HOMEWORK ASSIGNMENT 1  (due on Monday, January 24th)

Section 1.2:   2, 14, 23

Section 1.3:   5, 12

Section 2.1:   6, 10, 11, 20, 21, 23, 28, 29, 49

Section 2.2:  5d, 5f, 8

A: Find all the remainders that the square of an integer can give when divided 7.

B: Find all the remainders that the cube of an integer can give when divided 7.

C: Find all the remainders that the cube of an integer can give when divided 5.

D: Find the last digit in the decimal representation of 2²¹⁶⁰⁹¹ - 1.

E: (a) Let a and b be integers, not both zero. Let d = (a, b). Prove the following
statement: If c | a and c | b, then c | d.

(b) Prove Divisibility Proposition 11. (Note: A rather direct proof can be
given using the Division Algorithm.)

HOMEWORK ASSIGNMENT 2   (due Friday, February 4th)

Section 2.3:  1, 2, 4, 10, 13, 16, 17, 18

A. Find all solutions to the following congruence: x² + 1  =  0 (mod 65).

B. For each of the integers a = -1, 1, 2, and 5, compute ord₄₇(a). Compute ord₁₇(a).

C. Find all integers a such that ord₇(a) = 3. Find all integers a such that ord₁₁(a) = 3.

D. Find all primes p such that ord_p(2) = 11. Find all primes p such that ord_p(2) = 12.

E. Find the last two digits in the base 10 representation of 2²¹⁶⁰⁹¹ - 1. (Hint: Euler's theorem for m = 25 will be helpful in this problem.)

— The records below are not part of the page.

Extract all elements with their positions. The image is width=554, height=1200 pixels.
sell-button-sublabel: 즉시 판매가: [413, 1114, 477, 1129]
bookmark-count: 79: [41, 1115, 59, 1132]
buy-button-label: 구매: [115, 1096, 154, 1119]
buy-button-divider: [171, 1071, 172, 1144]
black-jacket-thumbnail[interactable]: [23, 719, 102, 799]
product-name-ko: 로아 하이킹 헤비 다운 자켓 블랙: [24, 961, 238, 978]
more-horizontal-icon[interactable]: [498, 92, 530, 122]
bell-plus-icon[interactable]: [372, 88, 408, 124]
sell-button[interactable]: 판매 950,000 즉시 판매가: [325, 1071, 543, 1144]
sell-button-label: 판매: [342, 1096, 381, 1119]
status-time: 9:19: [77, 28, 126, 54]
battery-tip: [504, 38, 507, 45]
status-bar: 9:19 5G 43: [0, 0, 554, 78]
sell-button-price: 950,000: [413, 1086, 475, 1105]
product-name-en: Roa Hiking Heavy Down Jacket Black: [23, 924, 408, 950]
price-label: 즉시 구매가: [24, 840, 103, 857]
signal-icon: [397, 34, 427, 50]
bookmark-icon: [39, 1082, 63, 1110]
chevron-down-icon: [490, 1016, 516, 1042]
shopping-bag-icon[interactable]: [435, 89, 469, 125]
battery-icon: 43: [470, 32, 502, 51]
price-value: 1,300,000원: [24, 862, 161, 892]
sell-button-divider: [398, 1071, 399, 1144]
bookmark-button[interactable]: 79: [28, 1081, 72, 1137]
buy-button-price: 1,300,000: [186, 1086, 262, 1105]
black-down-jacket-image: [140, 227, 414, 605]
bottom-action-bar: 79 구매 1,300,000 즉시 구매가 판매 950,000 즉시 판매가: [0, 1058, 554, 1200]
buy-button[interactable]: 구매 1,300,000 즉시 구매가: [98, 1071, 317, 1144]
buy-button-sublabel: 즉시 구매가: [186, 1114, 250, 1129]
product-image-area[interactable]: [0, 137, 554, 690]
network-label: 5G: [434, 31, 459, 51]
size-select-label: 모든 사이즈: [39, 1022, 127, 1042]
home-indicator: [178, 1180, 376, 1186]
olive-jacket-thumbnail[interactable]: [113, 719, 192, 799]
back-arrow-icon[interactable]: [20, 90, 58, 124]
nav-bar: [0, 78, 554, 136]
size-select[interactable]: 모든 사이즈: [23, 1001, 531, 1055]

HOMEWORK ASSIGNMENT 3   (due Monday, February 28th)

Section 2.8:  3, 10, 14

Section 2.9:  1

Section 3.1:   1, 3, 4, 8, 9, 19

A. Let m = 2821. Assume that (a, m) = 1. Using the result from Exam Question 1, part (b), deduce that ord_m(a) divides 60. Find an integer a such that ord_m(a) = 60.

B. Suppose that p is a prime and that p = 3 (mod 4). Assume that p doesn't divide a. Prove that a is a quadratic residue modulo p if and only if ord_p(a) is odd.

C. Suppose that p is a prime and that p > 3. We have proved in class that the congruence x² = -1 (mod p) is solvable if and only if p = 1 (mod 4). We have also proved that the congruence x² = -3 (mod p) is solvable if and only if p = 1 (mod 3). Using these results, prove that the congruence x² = 3 (mod p) is solvable if and only if p = 1 or 11 (mod 12).

D. Let p = 257. Suppose that p doesn't divide a. Prove that a is a primitive root modulo p if and only if a is a quadratic nonresidue modulo p.

HOMEWORK ASSIGNMENT 4 (due Monday, March 7th)

Section 3.1: 7a, b, c, d

Section 3.2: 1, 2, 5, 6, 7

A. Suppose that p is a prime and that p = 1 (mod 4). Let k = (p-1)/4. Prove that there are exactly k quadratic nonresidues b in the interval 0 < b < p/2.

B. Is the congruence x² = 222 (mod 257) solvable?

C. For which primes p is the congruence x² = -7 (mod p) solvable?

D. Suppose that p is a prime with the property that q = 2p + 1 is also a prime. Assume also that p = 3 (mod 4). Prove that q divides 2^p - 1.